大量の支払明細書から自分の分だけを抜き出し、郵送代行サービスへアップロードする際などに役立ちます。
1.編成:「PDFを編成」ツールを使用します。
2.削除・入替:ページのサムネイルが表示されるので、不要なページをゴミ箱アイコンで削除したり、ドラッグで順番を入れ替えたりして保存します。
既存の文章が数ページにわたり、大幅な書き換えが必要な場合は、PDFのまま編集するのは非効率です。

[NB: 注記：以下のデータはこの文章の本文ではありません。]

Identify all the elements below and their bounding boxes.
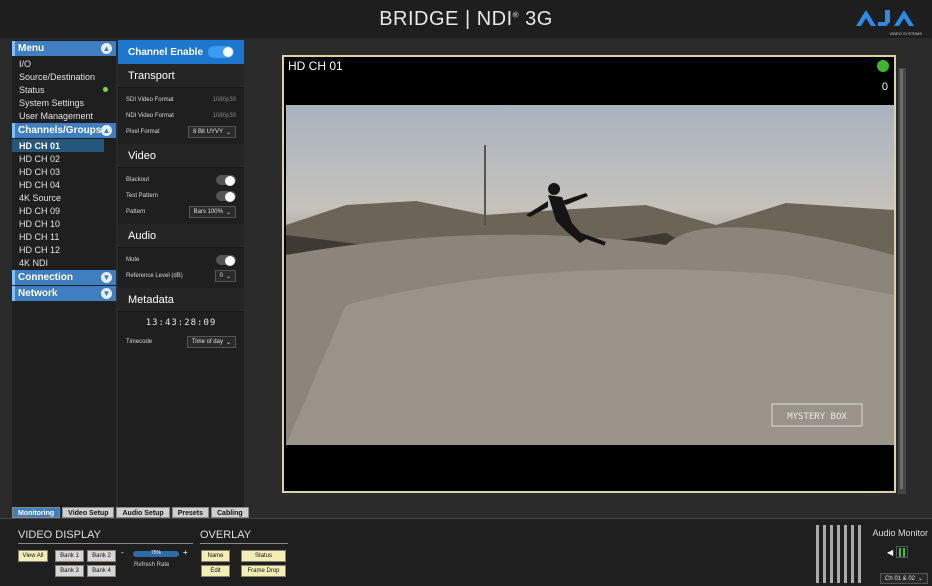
chevron-up-icon[interactable]: ▲ — [101, 43, 112, 54]
reference-level-row: Reference Level (dB) 0 ⌄ — [118, 268, 244, 284]
timecode-select[interactable]: Time of day ⌄ — [186, 336, 236, 348]
sidebar-item-system-settings[interactable]: System Settings — [12, 96, 116, 109]
chevron-down-icon: ⌄ — [225, 129, 231, 136]
viewer-channel-label: HD CH 01 — [288, 59, 343, 73]
chevron-down-icon: ⌄ — [225, 273, 231, 280]
channel-item[interactable]: HD CH 09 — [12, 204, 116, 217]
tab-monitoring[interactable]: Monitoring — [12, 507, 61, 518]
refresh-rate-slider[interactable]: 75% — [133, 550, 179, 557]
chevron-down-icon: ⌄ — [225, 209, 231, 216]
timecode-row: Timecode Time of day ⌄ — [118, 334, 244, 350]
status-overlay-button[interactable]: Status — [241, 550, 286, 562]
rate-increase-button[interactable]: + — [183, 548, 188, 557]
edit-overlay-button[interactable]: Edit — [201, 565, 230, 577]
aja-logo: VIDEO SYSTEMS — [850, 8, 922, 36]
audio-channel-select[interactable]: Ch 01 & 02 ⌄ — [880, 573, 929, 584]
audio-level-meters — [816, 525, 862, 583]
channel-item[interactable]: HD CH 03 — [12, 165, 116, 178]
svg-text:MYSTERY BOX: MYSTERY BOX — [787, 412, 847, 422]
channel-item[interactable]: 4K Source — [12, 191, 116, 204]
chevron-down-icon[interactable]: ▼ — [101, 272, 112, 283]
channel-enable-toggle[interactable] — [208, 46, 234, 58]
video-viewer[interactable]: HD CH 01 0 MYSTERY BOX — [282, 55, 896, 493]
tab-video-setup[interactable]: Video Setup — [62, 507, 115, 518]
tab-presets[interactable]: Presets — [171, 507, 209, 518]
chevron-down-icon: ⌄ — [225, 339, 231, 346]
viewer-count: 0 — [881, 81, 888, 93]
video-header: Video — [118, 144, 244, 168]
audio-monitor-title: Audio Monitor — [872, 528, 928, 538]
video-display-section: VIDEO DISPLAY — [18, 529, 193, 544]
frame-drop-overlay-button[interactable]: Frame Drop — [241, 565, 286, 577]
video-frame-image: MYSTERY BOX — [286, 105, 894, 445]
channel-item[interactable]: HD CH 10 — [12, 217, 116, 230]
channel-item[interactable]: HD CH 01 — [12, 139, 104, 152]
rate-decrease-button[interactable]: - — [121, 548, 124, 557]
chevron-down-icon: ⌄ — [918, 576, 924, 582]
title-suffix: 3G — [519, 7, 553, 30]
overlay-title: OVERLAY — [200, 529, 252, 541]
view-all-button[interactable]: View All — [18, 550, 48, 562]
chevron-down-icon[interactable]: ▼ — [101, 288, 112, 299]
sidebar: Menu ▲ I/O Source/Destination Status Syst… — [12, 40, 116, 508]
tab-cabling[interactable]: Cabling — [211, 507, 249, 518]
channel-enable-row: Channel Enable — [118, 40, 244, 64]
viewer-scrollbar[interactable] — [898, 68, 906, 494]
blackout-toggle[interactable] — [216, 175, 236, 186]
sidebar-item-status[interactable]: Status — [12, 83, 116, 96]
audio-speaker-control[interactable]: ◀ — [887, 546, 909, 558]
app-window: BRIDGE | NDI® 3G VIDEO SYSTEMS Menu ▲ I/O… — [0, 0, 932, 586]
channel-item[interactable]: HD CH 11 — [12, 230, 116, 243]
pattern-row: Pattern Bars 100% ⌄ — [118, 204, 244, 220]
bottom-tabs: Monitoring Video Setup Audio Setup Prese… — [12, 507, 251, 518]
channel-item[interactable]: 4K NDI — [12, 256, 116, 269]
refresh-rate-label: Refresh Rate — [134, 562, 170, 568]
audio-meter-icon — [896, 546, 909, 558]
test-pattern-toggle[interactable] — [216, 191, 236, 202]
test-pattern-row: Test Pattern — [118, 188, 244, 204]
timecode-display: 13:43:28:09 — [145, 318, 217, 328]
sidebar-item-io[interactable]: I/O — [12, 57, 116, 70]
bank-2-button[interactable]: Bank 2 — [87, 550, 116, 562]
reference-level-select[interactable]: 0 ⌄ — [214, 270, 236, 282]
pixel-format-row: Pixel Format 8 Bit UYVY ⌄ — [118, 124, 244, 140]
header-bar: BRIDGE | NDI® 3G VIDEO SYSTEMS — [0, 0, 932, 38]
transport-header: Transport — [118, 64, 244, 88]
logo-subtitle: VIDEO SYSTEMS — [889, 31, 922, 36]
video-display-title: VIDEO DISPLAY — [18, 529, 101, 541]
divider — [18, 543, 193, 544]
sidebar-item-source-destination[interactable]: Source/Destination — [12, 70, 116, 83]
mute-row: Mute — [118, 252, 244, 268]
pixel-format-select[interactable]: 8 Bit UYVY ⌄ — [187, 126, 236, 138]
app-title: BRIDGE | NDI® 3G — [379, 7, 553, 30]
channel-settings-panel: Channel Enable Transport SDI Video Forma… — [118, 40, 244, 508]
name-overlay-button[interactable]: Name — [201, 550, 230, 562]
audio-header: Audio — [118, 224, 244, 248]
pattern-select[interactable]: Bars 100% ⌄ — [188, 206, 236, 218]
tab-audio-setup[interactable]: Audio Setup — [116, 507, 170, 518]
menu-header[interactable]: Menu ▲ — [12, 41, 116, 56]
sidebar-item-user-management[interactable]: User Management — [12, 109, 116, 122]
speaker-icon: ◀ — [887, 547, 894, 557]
divider — [200, 543, 288, 544]
connection-header[interactable]: Connection ▼ — [12, 270, 116, 285]
channel-item[interactable]: HD CH 04 — [12, 178, 116, 191]
overlay-section: OVERLAY — [200, 529, 288, 544]
bank-3-button[interactable]: Bank 3 — [55, 565, 84, 577]
channel-item[interactable]: HD CH 12 — [12, 243, 116, 256]
mute-toggle[interactable] — [216, 255, 236, 266]
bank-4-button[interactable]: Bank 4 — [87, 565, 116, 577]
metadata-header: Metadata — [118, 288, 244, 312]
network-header[interactable]: Network ▼ — [12, 286, 116, 301]
blackout-row: Blackout — [118, 172, 244, 188]
channels-groups-header[interactable]: Channels/Groups ▲ — [12, 123, 116, 138]
channel-item[interactable]: HD CH 02 — [12, 152, 116, 165]
ndi-format-row: NDI Video Format 1080p30 — [126, 113, 236, 119]
status-indicator-icon — [103, 87, 108, 92]
sdi-format-row: SDI Video Format 1080p30 — [126, 97, 236, 103]
chevron-up-icon[interactable]: ▲ — [101, 125, 112, 136]
signal-status-icon — [877, 60, 889, 72]
bank-1-button[interactable]: Bank 1 — [55, 550, 84, 562]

この場合はWordやExcelといった編集可能なツールに変換する機能を使うと効率的に編集することができます。

1.変換: 「PDFからWord」ツールで、.docx形式に変換。
2.修正: 普段使い慣れたMicrosoft Wordで、通常の文書と同様にテキストを修正します。

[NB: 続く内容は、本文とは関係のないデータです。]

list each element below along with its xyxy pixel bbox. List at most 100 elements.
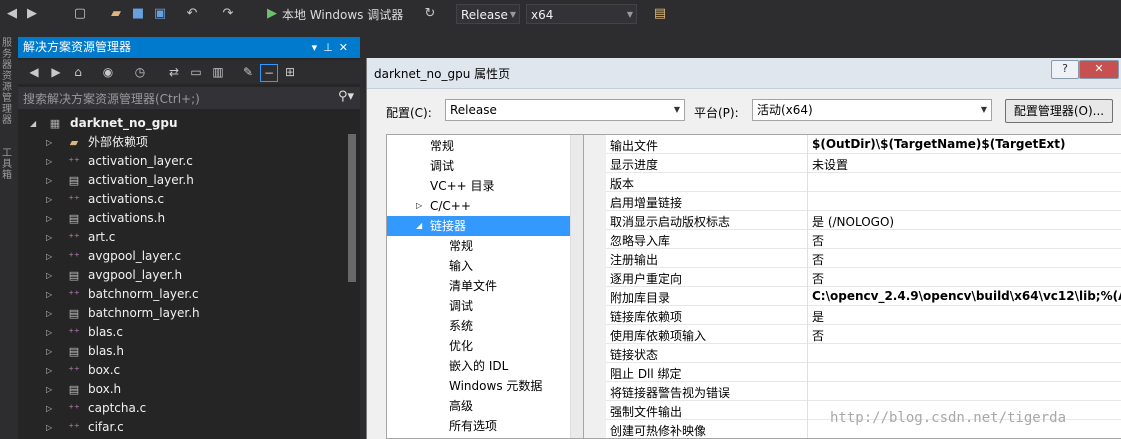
collapsed-arrow-icon[interactable]: ▷ (46, 209, 52, 228)
pending-changes-icon[interactable]: ◷ (132, 64, 148, 80)
start-debug-button[interactable]: 本地 Windows 调试器 (282, 5, 403, 25)
nav-item[interactable]: 调试 (387, 296, 573, 316)
property-row[interactable]: 链接库依赖项 是 (584, 306, 1121, 325)
close-icon[interactable]: ✕ (339, 41, 354, 54)
property-value[interactable]: 否 (812, 327, 824, 344)
toolbox-tab[interactable]: 工具箱 (2, 148, 16, 181)
tree-item[interactable]: ▷ ⁺⁺ cifar.c (18, 418, 344, 437)
switch-views-icon[interactable]: ◉ (100, 64, 116, 80)
property-value[interactable]: 未设置 (812, 156, 848, 173)
new-project-icon[interactable]: ▢ (72, 6, 88, 22)
open-folder-icon[interactable]: ▰ (108, 6, 124, 22)
property-value[interactable]: 是 (/NOLOGO) (812, 213, 894, 230)
search-icon[interactable]: ⚲▾ (338, 89, 354, 104)
property-row[interactable]: 附加库目录 C:\opencv_2.4.9\opencv\build\x64\vc… (584, 287, 1121, 306)
solution-config-select[interactable]: Release ▼ (456, 4, 520, 24)
collapsed-arrow-icon[interactable]: ▷ (46, 190, 52, 209)
nav-item[interactable]: 嵌入的 IDL (387, 356, 573, 376)
refresh-icon[interactable]: ↻ (422, 6, 438, 22)
property-row[interactable]: 取消显示启动版权标志 是 (/NOLOGO) (584, 211, 1121, 230)
collapsed-arrow-icon[interactable]: ▷ (46, 399, 52, 418)
forward-icon[interactable]: ▶ (48, 64, 64, 80)
property-row[interactable]: 忽略导入库 否 (584, 230, 1121, 249)
property-value[interactable]: 否 (812, 270, 824, 287)
property-row[interactable]: 链接状态 (584, 344, 1121, 363)
nav-item[interactable]: 高级 (387, 396, 573, 416)
config-select[interactable]: Release ▼ (445, 99, 685, 121)
property-row[interactable]: 逐用户重定向 否 (584, 268, 1121, 287)
help-button[interactable]: ? (1051, 60, 1079, 79)
collapsed-arrow-icon[interactable]: ▷ (46, 266, 52, 285)
tree-item[interactable]: ▷ ⁺⁺ art.c (18, 228, 344, 247)
property-value[interactable]: $(OutDir)\$(TargetName)$(TargetExt) (812, 137, 1066, 151)
nav-item[interactable]: 系统 (387, 316, 573, 336)
nav-item[interactable]: 清单文件 (387, 276, 573, 296)
tree-item[interactable]: ▷ ⁺⁺ batchnorm_layer.c (18, 285, 344, 304)
preview-icon[interactable]: − (260, 64, 278, 82)
tree-item[interactable]: ▷ ▤ batchnorm_layer.h (18, 304, 344, 323)
collapsed-arrow-icon[interactable]: ▷ (46, 342, 52, 361)
solution-tree-scrollbar[interactable] (348, 134, 356, 282)
nav-item[interactable]: ▷ C/C++ (387, 196, 573, 216)
save-all-icon[interactable]: ▣ (152, 6, 168, 22)
config-manager-button[interactable]: 配置管理器(O)... (1005, 99, 1113, 123)
property-row[interactable]: 启用增量链接 (584, 192, 1121, 211)
nav-item[interactable]: ◢ 链接器 (387, 216, 573, 236)
back-icon[interactable]: ◀ (26, 64, 42, 80)
property-value[interactable]: 否 (812, 251, 824, 268)
tree-item[interactable]: ▷ ▤ blas.h (18, 342, 344, 361)
collapsed-arrow-icon[interactable]: ▷ (46, 285, 52, 304)
property-value[interactable]: C:\opencv_2.4.9\opencv\build\x64\vc12\li… (812, 289, 1121, 303)
property-row[interactable]: 显示进度 未设置 (584, 154, 1121, 173)
back-icon[interactable]: ◀ (4, 6, 20, 22)
collapse-all-icon[interactable]: ▭ (188, 64, 204, 80)
start-debug-icon[interactable]: ▶ (264, 6, 280, 22)
project-node[interactable]: ◢ ▦ darknet_no_gpu (18, 114, 344, 133)
tree-item[interactable]: ▷ ⁺⁺ activations.c (18, 190, 344, 209)
undo-icon[interactable]: ↶ (184, 6, 200, 22)
solution-search-box[interactable]: 搜索解决方案资源管理器(Ctrl+;) ⚲▾ (18, 87, 360, 109)
tree-item[interactable]: ▷ ⁺⁺ blas.c (18, 323, 344, 342)
tree-item[interactable]: ▷ ▤ activations.h (18, 209, 344, 228)
find-in-files-icon[interactable]: ▤ (652, 6, 668, 22)
collapsed-arrow-icon[interactable]: ▷ (46, 171, 52, 190)
home-icon[interactable]: ⌂ (70, 64, 86, 80)
pin-icon[interactable]: ⊥ (323, 41, 339, 54)
tree-item[interactable]: ▷ ⁺⁺ box.c (18, 361, 344, 380)
collapsed-arrow-icon[interactable]: ▷ (46, 228, 52, 247)
nav-item[interactable]: 常规 (387, 236, 573, 256)
property-row[interactable]: 使用库依赖项输入 否 (584, 325, 1121, 344)
collapsed-arrow-icon[interactable]: ▷ (46, 247, 52, 266)
collapsed-arrow-icon[interactable]: ▷ (46, 304, 52, 323)
property-value[interactable]: 否 (812, 232, 824, 249)
dropdown-icon[interactable]: ▾ (312, 41, 324, 54)
properties-icon[interactable]: ✎ (240, 64, 256, 80)
show-all-files-icon[interactable]: ▥ (210, 64, 226, 80)
tree-item[interactable]: ▷ ▤ avgpool_layer.h (18, 266, 344, 285)
property-row[interactable]: 输出文件 $(OutDir)\$(TargetName)$(TargetExt) (584, 135, 1121, 154)
nav-item[interactable]: VC++ 目录 (387, 176, 573, 196)
tree-item[interactable]: ▷ ▰ 外部依赖项 (18, 133, 344, 152)
property-row[interactable]: 版本 (584, 173, 1121, 192)
collapsed-arrow-icon[interactable]: ▷ (46, 418, 52, 437)
server-explorer-tab[interactable]: 服务器资源管理器 (2, 38, 16, 126)
collapsed-arrow-icon[interactable]: ▷ (46, 323, 52, 342)
tree-item[interactable]: ▷ ⁺⁺ captcha.c (18, 399, 344, 418)
solution-platform-select[interactable]: x64 ▼ (526, 4, 637, 24)
nav-item[interactable]: 调试 (387, 156, 573, 176)
property-row[interactable]: 阻止 Dll 绑定 (584, 363, 1121, 382)
platform-select[interactable]: 活动(x64) ▼ (752, 99, 992, 121)
class-view-icon[interactable]: ⊞ (282, 64, 298, 80)
save-icon[interactable]: ■ (130, 6, 146, 22)
nav-item[interactable]: 常规 (387, 136, 573, 156)
nav-item[interactable]: 所有选项 (387, 416, 573, 436)
tree-item[interactable]: ▷ ▤ box.h (18, 380, 344, 399)
property-row[interactable]: 注册输出 否 (584, 249, 1121, 268)
sync-icon[interactable]: ⇄ (166, 64, 182, 80)
nav-item[interactable]: 优化 (387, 336, 573, 356)
property-value[interactable]: 是 (812, 308, 824, 325)
tree-item[interactable]: ▷ ⁺⁺ avgpool_layer.c (18, 247, 344, 266)
collapsed-arrow-icon[interactable]: ▷ (46, 133, 52, 152)
collapsed-arrow-icon[interactable]: ▷ (46, 152, 52, 171)
property-row[interactable]: 将链接器警告视为错误 (584, 382, 1121, 401)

3.再PDF化: Wordの「名前を付けて保存」でPDF形式を選択するか、再度iLovePDFで「WordからPDF」を実行します。
契約書のような文章メインならWordに変換するのが良いですが、数字や表組みがある請求書などは「PDFからExcel」への変換を使ってExcel形式にしてから編集するのがやりやすいでしょう。Excelにすることで、金額の計算や行や列の修正がやりやすくなり、レイアウトの崩れも最小限に抑えられます。

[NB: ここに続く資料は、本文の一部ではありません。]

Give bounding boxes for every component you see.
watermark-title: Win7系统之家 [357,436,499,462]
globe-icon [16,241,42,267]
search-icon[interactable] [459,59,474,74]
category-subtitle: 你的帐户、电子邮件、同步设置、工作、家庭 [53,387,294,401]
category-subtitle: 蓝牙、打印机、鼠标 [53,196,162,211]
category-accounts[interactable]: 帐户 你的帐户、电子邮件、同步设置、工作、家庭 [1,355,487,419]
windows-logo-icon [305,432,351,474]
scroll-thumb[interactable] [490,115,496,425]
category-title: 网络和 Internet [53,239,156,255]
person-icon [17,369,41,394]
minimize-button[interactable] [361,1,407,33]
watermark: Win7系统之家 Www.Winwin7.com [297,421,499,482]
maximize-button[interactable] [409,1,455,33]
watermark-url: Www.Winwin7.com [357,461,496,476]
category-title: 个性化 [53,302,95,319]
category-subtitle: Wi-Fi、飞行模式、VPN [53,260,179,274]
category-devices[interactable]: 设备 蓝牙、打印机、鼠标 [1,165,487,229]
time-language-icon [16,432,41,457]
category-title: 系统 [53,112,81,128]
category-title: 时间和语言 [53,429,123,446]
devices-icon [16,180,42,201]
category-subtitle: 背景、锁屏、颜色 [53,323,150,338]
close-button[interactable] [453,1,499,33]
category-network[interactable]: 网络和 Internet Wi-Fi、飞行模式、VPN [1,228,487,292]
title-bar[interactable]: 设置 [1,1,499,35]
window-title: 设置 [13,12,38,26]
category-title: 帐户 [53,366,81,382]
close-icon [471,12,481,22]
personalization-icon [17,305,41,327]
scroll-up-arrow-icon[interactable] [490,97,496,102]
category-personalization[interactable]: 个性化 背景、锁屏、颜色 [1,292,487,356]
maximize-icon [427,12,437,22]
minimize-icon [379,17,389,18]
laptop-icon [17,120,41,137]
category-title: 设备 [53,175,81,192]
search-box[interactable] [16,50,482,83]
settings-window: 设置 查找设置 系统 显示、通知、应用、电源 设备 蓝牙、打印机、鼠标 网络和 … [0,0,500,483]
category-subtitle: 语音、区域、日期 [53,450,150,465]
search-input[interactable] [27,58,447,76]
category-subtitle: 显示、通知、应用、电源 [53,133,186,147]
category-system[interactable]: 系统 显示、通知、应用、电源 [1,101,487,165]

現在、PDFの編集は必ずしも有料ソフトを導入する必要はありません。しかし、無料で済ませるためには、「用途(機密性)」と「必要な機能(ページ操作か、テキスト上書きか)」に合わせて適切なツールを使い分けるリテラシーが求められます。社外秘の契約書や請求書を扱うなら、情報の外部流出を防ぐために「CubePDF Utility」や「PDF24」のデスクトップ版といったインストール型が鉄則です。一方で、急ぎの軽微な修正やファイル変換であれば、「iLovePDF」や「Smallpdf」のようなクラウド型でスピーディーに対応することも可能です。
まずは今回ご紹介した5つのツールの中から、ご自身の業務スタイルに合ったものを1つ選んでみてください。「無料でここまでできるのか」という驚きとともに、日々のドキュメント管理が劇的にスムーズになるはずです。安全かつ確実なツール選びで、スマートな業務効率化を実現しましょう。